Specifically, would any of those memories be of movies, concerts, sporting events, books, and such like things? Would you choose to remember in the underworld the events and things that entertained you in life? Or would you be more inclined to reserve your one dozen slots for memories of, say, your friends and family?
Would you reserve any of those twelve slots for political events? For kings and battles? For things that happened on the job? For moments when you made a discovery? For moments when something became clear to you? Would you record births, marriages, and deaths? What would you pick to recall later among the shades?
I got to wondering along those lines tonight. Earlier, I was thinking about an almost entirely insignificant event that took place over a dozen years ago. It suddenly occurred to me that silly little event might actually mean more to me than all the movies, concerts, sporting events, and books I’d seen or read in my life. But I have no idea why that is the case.
I was living at the time in Manitou, which is a small Colorado town that sometimes seems unable to decide whether it is perched among foothills or among mountains, whether it is a tourist trap or an artist’s colony, whether it is a town full of Christians or a town full of Pagans, whether it is a resort or a refuge. In short, it could be all those things.
I was woken up one night by voices calling my name. I think some part of me must have assumed only storm troopers would come for me in the middle of the night, so, before I was actually awake, I bolted up in bed and shouted out while three-quarters still asleep, “Are you from the IRS?”
As it turned out, it was past two in the morning, and the voices belonged to Brett, Steve, and the Spanish Woman.
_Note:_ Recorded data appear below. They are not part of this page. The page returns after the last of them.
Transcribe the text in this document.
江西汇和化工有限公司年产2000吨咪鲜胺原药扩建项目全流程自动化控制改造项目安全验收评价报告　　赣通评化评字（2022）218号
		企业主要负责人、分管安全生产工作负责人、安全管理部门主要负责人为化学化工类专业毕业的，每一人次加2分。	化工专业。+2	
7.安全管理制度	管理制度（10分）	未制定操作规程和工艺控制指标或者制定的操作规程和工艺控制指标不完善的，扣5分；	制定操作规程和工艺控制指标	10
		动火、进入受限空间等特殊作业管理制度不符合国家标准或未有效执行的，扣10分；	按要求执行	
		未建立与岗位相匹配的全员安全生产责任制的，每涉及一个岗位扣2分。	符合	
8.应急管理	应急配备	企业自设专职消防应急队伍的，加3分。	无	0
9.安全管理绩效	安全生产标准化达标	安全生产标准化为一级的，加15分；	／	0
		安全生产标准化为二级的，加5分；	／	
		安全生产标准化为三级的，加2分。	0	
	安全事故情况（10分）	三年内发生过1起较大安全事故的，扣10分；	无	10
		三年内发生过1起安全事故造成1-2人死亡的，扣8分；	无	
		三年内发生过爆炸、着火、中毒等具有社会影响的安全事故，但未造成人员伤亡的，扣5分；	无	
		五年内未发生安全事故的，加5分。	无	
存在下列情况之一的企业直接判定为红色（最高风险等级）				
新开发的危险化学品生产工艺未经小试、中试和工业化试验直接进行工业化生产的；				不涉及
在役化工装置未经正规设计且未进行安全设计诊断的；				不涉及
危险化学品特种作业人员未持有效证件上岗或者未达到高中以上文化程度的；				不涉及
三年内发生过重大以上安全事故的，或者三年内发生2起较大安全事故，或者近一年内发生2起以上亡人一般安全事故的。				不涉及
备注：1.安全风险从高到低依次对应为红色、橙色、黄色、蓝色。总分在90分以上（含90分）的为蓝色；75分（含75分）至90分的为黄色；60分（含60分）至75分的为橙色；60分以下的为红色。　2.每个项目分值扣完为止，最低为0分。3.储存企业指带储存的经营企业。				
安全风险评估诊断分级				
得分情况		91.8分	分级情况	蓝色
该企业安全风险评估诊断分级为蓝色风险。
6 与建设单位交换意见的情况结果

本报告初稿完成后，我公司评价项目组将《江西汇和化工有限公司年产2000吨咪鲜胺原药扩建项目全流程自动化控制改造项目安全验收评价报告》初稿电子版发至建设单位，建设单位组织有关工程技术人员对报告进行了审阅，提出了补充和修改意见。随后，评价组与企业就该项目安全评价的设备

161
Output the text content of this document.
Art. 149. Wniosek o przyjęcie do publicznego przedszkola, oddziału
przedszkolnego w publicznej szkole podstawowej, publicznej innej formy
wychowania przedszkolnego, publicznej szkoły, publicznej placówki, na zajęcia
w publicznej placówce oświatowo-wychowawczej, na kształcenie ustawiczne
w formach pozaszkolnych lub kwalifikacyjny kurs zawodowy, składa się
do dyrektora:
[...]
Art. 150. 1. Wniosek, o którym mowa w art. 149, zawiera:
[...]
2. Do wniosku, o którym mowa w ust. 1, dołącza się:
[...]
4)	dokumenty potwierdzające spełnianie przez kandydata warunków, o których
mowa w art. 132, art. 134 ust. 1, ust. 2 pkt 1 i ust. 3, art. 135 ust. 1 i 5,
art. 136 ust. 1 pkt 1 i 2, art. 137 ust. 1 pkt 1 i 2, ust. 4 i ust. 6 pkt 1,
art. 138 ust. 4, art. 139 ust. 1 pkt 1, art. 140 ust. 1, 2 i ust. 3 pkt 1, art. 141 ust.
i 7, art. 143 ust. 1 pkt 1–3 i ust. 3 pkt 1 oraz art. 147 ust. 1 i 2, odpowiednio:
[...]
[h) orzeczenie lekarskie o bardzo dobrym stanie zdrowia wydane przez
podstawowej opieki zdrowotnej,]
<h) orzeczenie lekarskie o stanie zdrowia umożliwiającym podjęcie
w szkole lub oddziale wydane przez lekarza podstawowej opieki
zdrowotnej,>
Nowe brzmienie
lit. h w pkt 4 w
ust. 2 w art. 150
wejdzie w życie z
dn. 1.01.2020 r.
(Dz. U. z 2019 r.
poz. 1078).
The Spanish Woman has a birth name that is all but absolutely unique in this world — and that sounds a little bit like a struck match flaring to life.
However, if I wrote her name here, anyone on earth would be able to identify her through Google in less than an instant. So, to honor and preserve her privacy, since she is the only woman in the world named, Fitzlestein, I will call her on this blog simply, “The Spanish Woman”.
“It’s us”, I heard, “Open the door, for we have with us a jug of whiskey.” So, I got in a hurry from my bed to open the door, and — behold! — it was true: They had brought with them a plastic milk carton full of whiskey. “Bring the jug in!”, I said, “And yourselves with it!”
Something about being woken up at that hour by those three people amused me. I was perhaps 45 that year. Brett, Steve, and the Spanish Woman were in their late teens or early twenties, and it seemed to me timeless and eternal that they should — at their ages — simply get it into their heads I might want to go drinking at past two in the morning.
Now, not a thing that happened that night is very important or significant, yet, I would still choose to take the memory of it with me into the underworld.
At some point, one of us — I don’t recall who — pointed out the moon was full. Someone else then said, “The moon is full? Let’s go fuck it then!” And Brett responded, “Aye, that moon, that saucy moon deserves to get laid tonight.”
The Spanish Woman then suggested, “Let’s go to the creek, and fuck the moon from there.” So, we went to the foot bridge over the creek in Manitou at about three in the morning, and lay down on the bridge with our jug of whiskey in order to that much better fuck the moon.
The rest of the night was as equally unimportant as the part of it that I’ve described here. I have no real idea why I would carry the memory of that night into Hades with me. I just know the night seems more to me than all the kings and battles I’ve ever heard of, than all the concerts, sporting events, and movies I’ve attended, than all the books I’ve read and songs I’ve heard.
If you yourself were faced with the same choice of which dozen memories to take with you into the underworld, which memories would you decide to take, and how would you decide between the ones you carried with you and all the others?